En lui retraçant la longue série des erreurs et des hésitations qui ont précédé la découverte ôfi chaque principe, elle le met en garde contre les fausses évidences ; en lui rappelant les vicissitudes des Ecoles cosmologiques, en exhumant de l’oubli où elles gisent les doctrines autrefois triomphantes, elle le fait souvenir que les plus séduisants systèmes ne sont que des représentations provisoires et non des explications définitives.

Et, d’autre part, en déroulant à ses yeux la tradition continue par laquelle la science de chaque époque est nourrie des systèmes des siècles passés, par laquelle elle est grosse de la Physique de l’avenir ; en lui citant les prophéties que la théorie a formulées et que l’expérience a réalisées, elle crée et fortifie en lui cette conviction que la théorie physique n’est point un système purement artificiel, aujourd’hui commode et demain sans usage ; qu’elle est une classification de plus en plus naturelle, un reflet de plus en plus clair des réalités que la méthode expérimentale ne saurait contempler face à face.

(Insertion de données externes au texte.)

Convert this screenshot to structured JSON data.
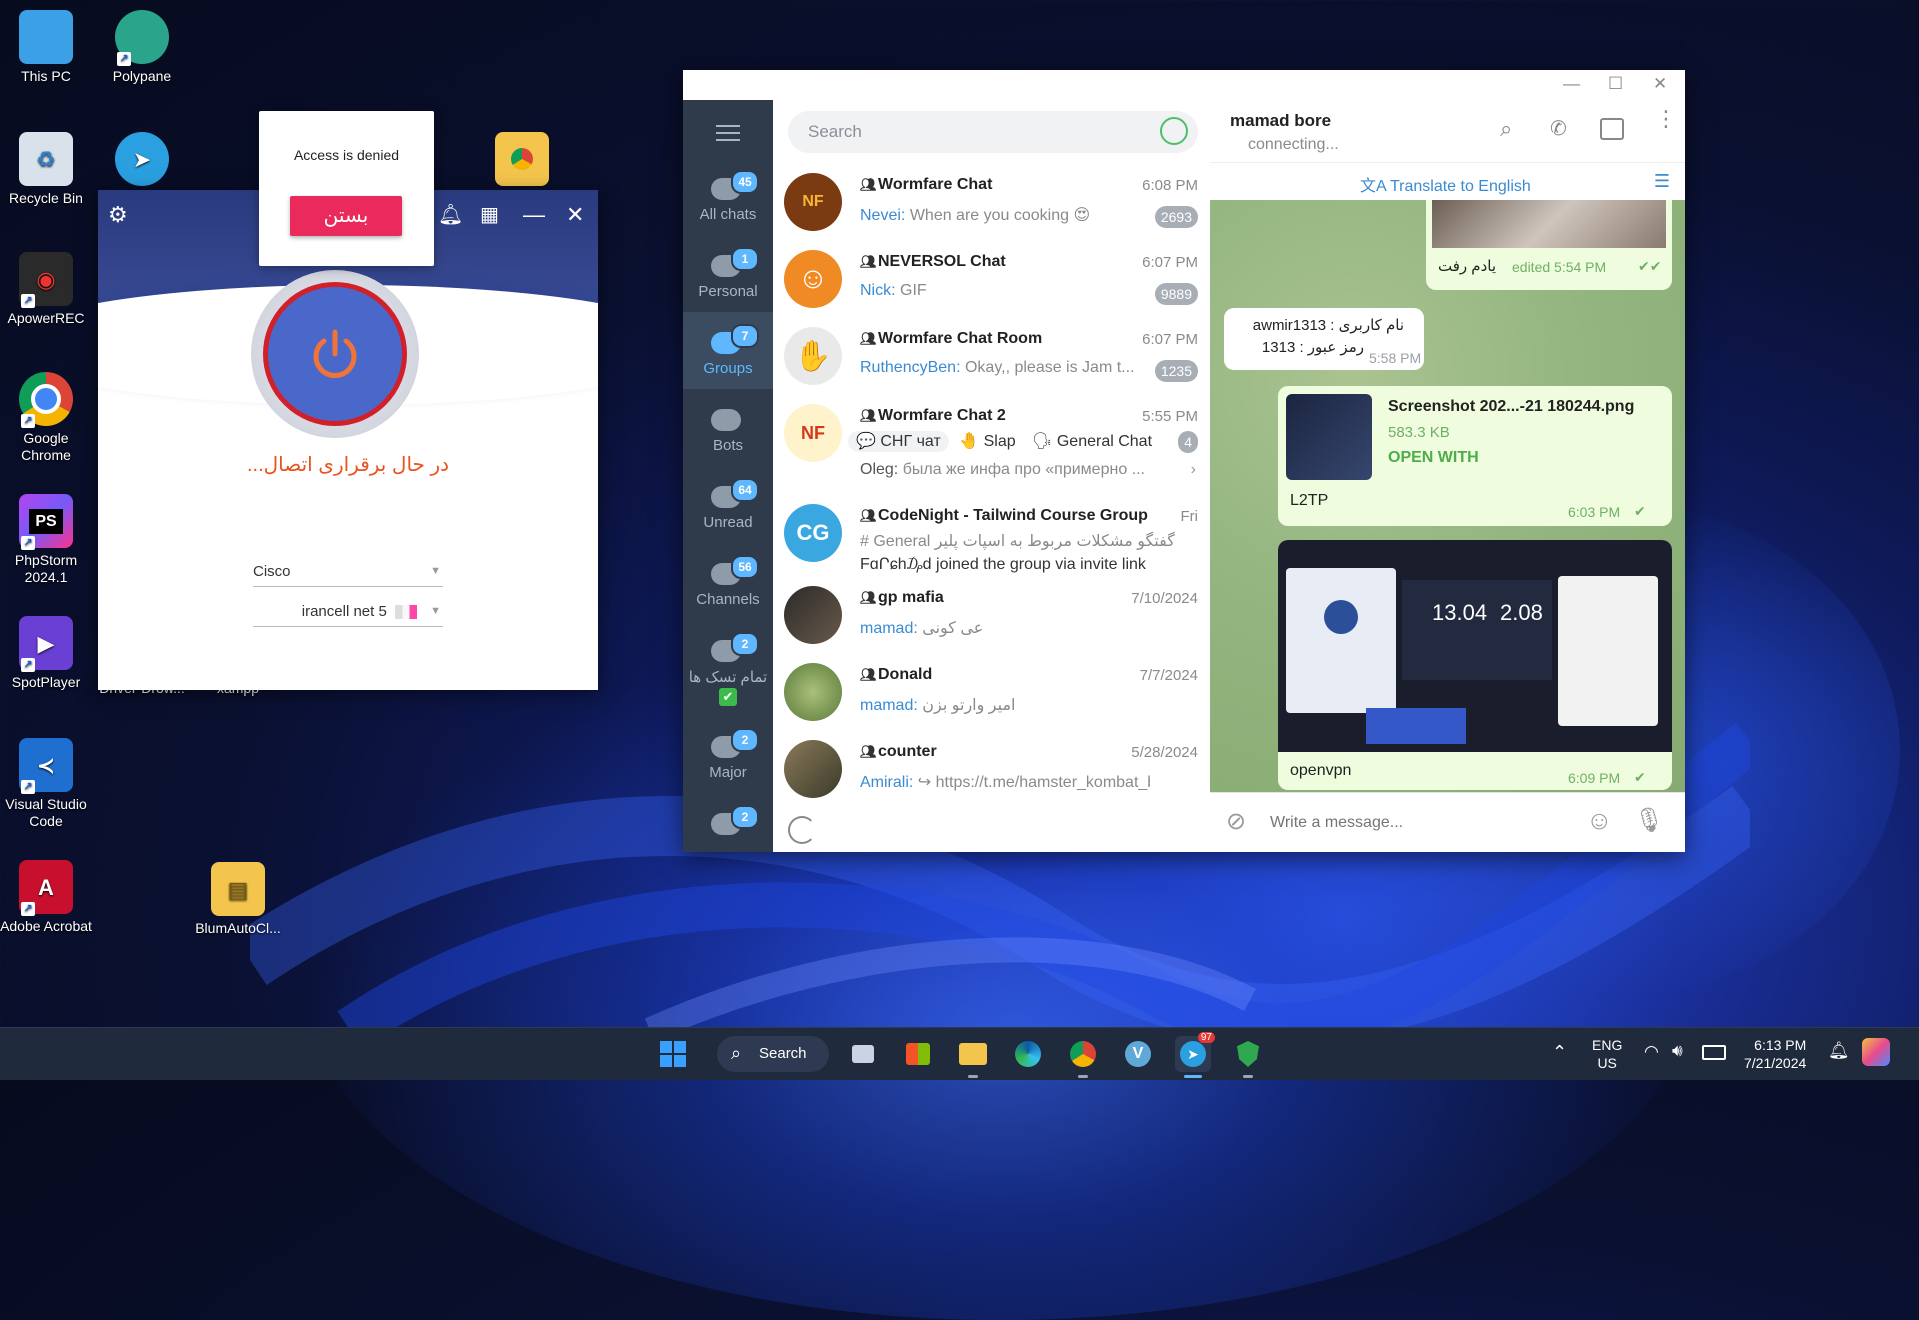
{
  "desktop": {
    "icons": [
      {
        "label": "This PC",
        "color": "#3ba0e6",
        "glyph": "▭"
      },
      {
        "label": "Polypane",
        "color": "#2aa58c",
        "glyph": "◐"
      },
      {
        "label": "Recycle Bin",
        "color": "#d9e2ea",
        "glyph": "♻"
      },
      {
        "label": "ApowerREC",
        "color": "#2a2a2a",
        "glyph": "◉"
      },
      {
        "label": "Google Chrome",
        "color": "#ffffff",
        "glyph": "◎"
      },
      {
        "label": "PhpStorm 2024.1",
        "color": "#6b2bd9",
        "glyph": "PS"
      },
      {
        "label": "SpotPlayer",
        "color": "#6a3fd4",
        "glyph": "▶"
      },
      {
        "label": "Visual Studio Code",
        "color": "#1f6fd0",
        "glyph": "≺"
      },
      {
        "label": "Adobe Acrobat",
        "color": "#c8102e",
        "glyph": "A"
      },
      {
        "label": "BlumAutoCl...",
        "color": "#f3c54c",
        "glyph": "▤"
      },
      {
        "label": "Driver-Drow...",
        "color": "#4a74c9",
        "glyph": ""
      },
      {
        "label": "xampp",
        "color": "#f08a24",
        "glyph": ""
      }
    ]
  },
  "vpn": {
    "status_text": "در حال برقراری اتصال...",
    "protocol": "Cisco",
    "server": "irancell net 5",
    "dialog_message": "Access is denied",
    "dialog_button": "بستن"
  },
  "telegram": {
    "search_placeholder": "Search",
    "folders": [
      {
        "label": "All chats",
        "count": "45"
      },
      {
        "label": "Personal",
        "count": "1"
      },
      {
        "label": "Groups",
        "count": "7"
      },
      {
        "label": "Bots",
        "count": ""
      },
      {
        "label": "Unread",
        "count": "64"
      },
      {
        "label": "Channels",
        "count": "56"
      },
      {
        "label": "تمام تسک ها",
        "count": "2"
      },
      {
        "label": "Major",
        "count": "2"
      },
      {
        "label": "",
        "count": "2"
      }
    ],
    "chats": [
      {
        "name": "Wormfare Chat",
        "time": "6:08 PM",
        "who": "Nevei:",
        "text": "When are you cooking 😍",
        "badge": "2693",
        "avatar": "NF",
        "avatar_color": "#7a3a12"
      },
      {
        "name": "NEVERSOL Chat",
        "time": "6:07 PM",
        "who": "Nick:",
        "text": "GIF",
        "badge": "9889",
        "avatar": "☺",
        "avatar_color": "#f08a24"
      },
      {
        "name": "Wormfare Chat Room",
        "time": "6:07 PM",
        "who": "RuthencyBen:",
        "text": "Okay,, please is Jam t...",
        "badge": "1235",
        "avatar": "✋",
        "avatar_color": "#e0e0e0"
      },
      {
        "name": "Wormfare Chat 2",
        "time": "5:55 PM",
        "who": "Oleg:",
        "text": "была же инфа про «примерно ...",
        "badge": "4",
        "avatar": "NF",
        "avatar_color": "#fff3cc"
      },
      {
        "name": "CodeNight - Tailwind Course Group",
        "time": "Fri",
        "who": "",
        "text": "FɑՐɕh₯d joined the group via invite link",
        "badge": "",
        "avatar": "CG",
        "avatar_color": "#3aa7e0"
      },
      {
        "name": "gp mafia",
        "time": "7/10/2024",
        "who": "mamad:",
        "text": "عی کونی",
        "badge": "",
        "avatar": "",
        "avatar_color": "#5a4a3a"
      },
      {
        "name": "Donald",
        "time": "7/7/2024",
        "who": "mamad:",
        "text": "امیر وارتو بزن",
        "badge": "",
        "avatar": "",
        "avatar_color": "#7a9a5a"
      },
      {
        "name": "counter",
        "time": "5/28/2024",
        "who": "Amirali:",
        "text": "↪ https://t.me/hamster_kombat_b...",
        "badge": "",
        "avatar": "",
        "avatar_color": "#6a6a5a"
      }
    ],
    "chat4_topics": [
      "💬 СНГ чат",
      "🤚 Slap",
      "🗣 General Chat"
    ],
    "chat5_topic_line": "# General  گفتگو  مشکلات مربوط به اسپات پلیر",
    "header": {
      "title": "mamad bore",
      "status": "connecting..."
    },
    "translate_label": "Translate to English",
    "messages": {
      "m1_text": "یادم رفت",
      "m1_meta": "edited 5:54 PM",
      "m2_line1": "نام کاربری : awmir1313",
      "m2_line2": "رمز عبور : 1313",
      "m2_time": "5:58 PM",
      "file_name": "Screenshot 202...-21 180244.png",
      "file_size": "583.3 KB",
      "file_action": "OPEN WITH",
      "file_caption": "L2TP",
      "file_time": "6:03 PM",
      "img_caption": "openvpn",
      "img_time": "6:09 PM"
    },
    "composer_placeholder": "Write a message..."
  },
  "taskbar": {
    "search_label": "Search",
    "telegram_badge": "97",
    "lang_top": "ENG",
    "lang_bottom": "US",
    "clock_time": "6:13 PM",
    "clock_date": "7/21/2024"
  }
}
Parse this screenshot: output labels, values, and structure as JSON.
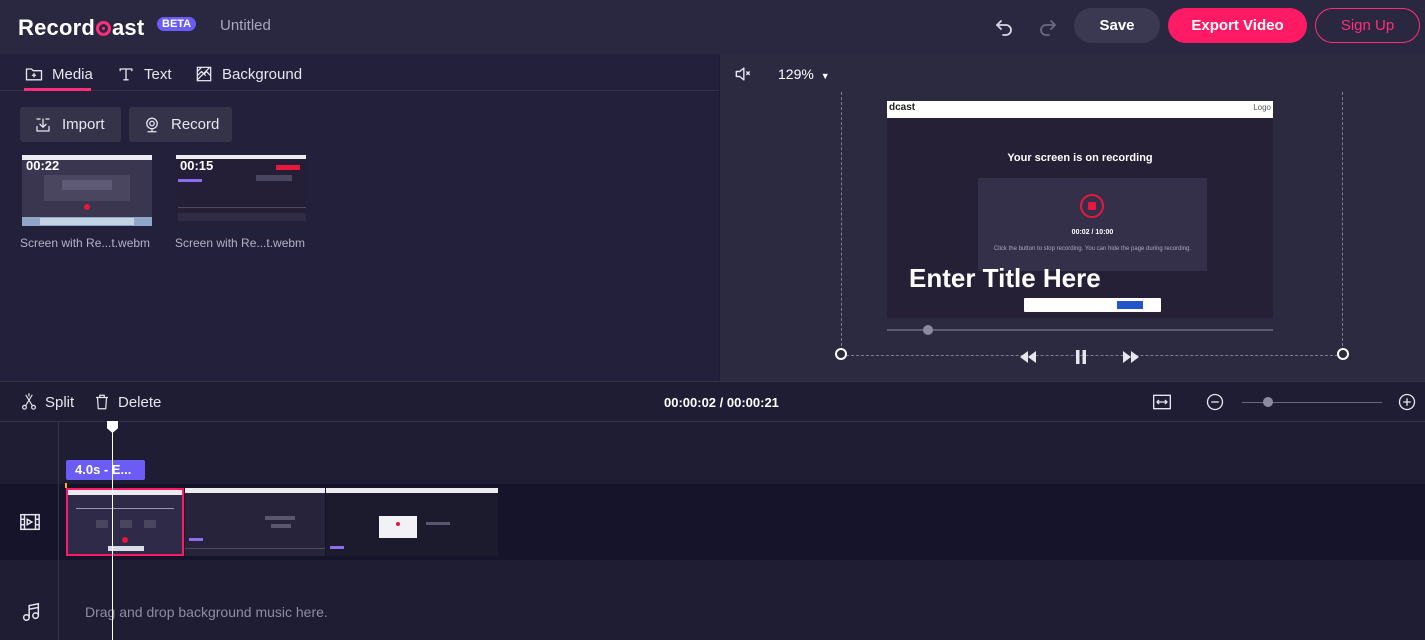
{
  "app": {
    "logo_left": "Record",
    "logo_right": "ast",
    "badge": "BETA",
    "document_title": "Untitled"
  },
  "header": {
    "save_label": "Save",
    "export_label": "Export Video",
    "signup_label": "Sign Up"
  },
  "tabs": [
    {
      "label": "Media",
      "icon": "media-folder-icon",
      "active": true
    },
    {
      "label": "Text",
      "icon": "text-icon",
      "active": false
    },
    {
      "label": "Background",
      "icon": "background-icon",
      "active": false
    }
  ],
  "media_actions": {
    "import_label": "Import",
    "record_label": "Record"
  },
  "media_items": [
    {
      "duration": "00:22",
      "name": "Screen with Re...t.webm"
    },
    {
      "duration": "00:15",
      "name": "Screen with Re...t.webm"
    }
  ],
  "preview": {
    "zoom": "129%",
    "overlay_title": "Enter Title Here",
    "frame": {
      "logo": "dcast",
      "nav_right": "Logo",
      "heading": "Your screen is on recording",
      "timer": "00:02 / 10:00",
      "hint": "Click the button to stop recording. You can hide the page during recording."
    }
  },
  "timeline": {
    "split_label": "Split",
    "delete_label": "Delete",
    "time": "00:00:02 / 00:00:21",
    "text_clip_label": "4.0s - E...",
    "music_hint": "Drag and drop background music here."
  },
  "colors": {
    "accent": "#ff1a66",
    "badge": "#6b5cf5",
    "background": "#1f1d33"
  }
}
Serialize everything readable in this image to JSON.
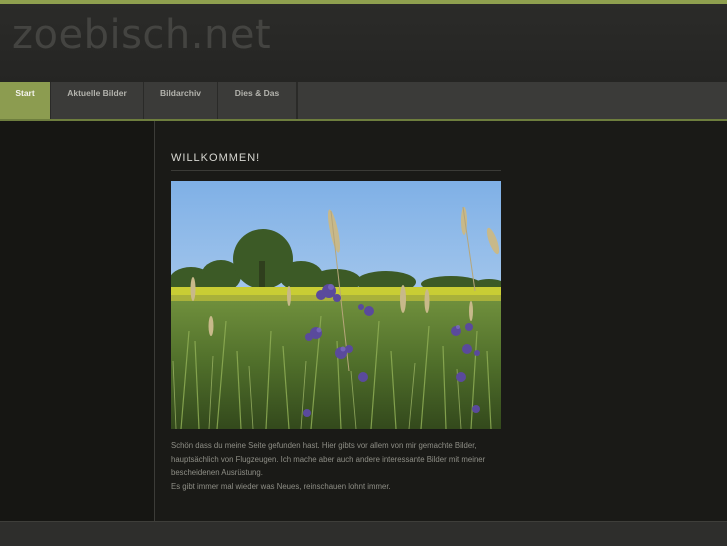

Chaque fois que l’esprit du physicien est sur le point de verser en quelque excès, l’étude de l’histoire le redresse par une correction appropriée ; l’histoire pourrait définir le rôle qu’elle joue à l’égard du physicien en empruntant ce mot de Pascal[1] : « S’il se vante, je l’abaisse ; s’il s’abaisse, je le vante. » Elle le maintient ainsi en cet état de parfait équilibre d’où il peut sainement apprécier l’objet et la structure de la théorie physique.


  1. Pascal: Pensées. Édition Havet, art. 8.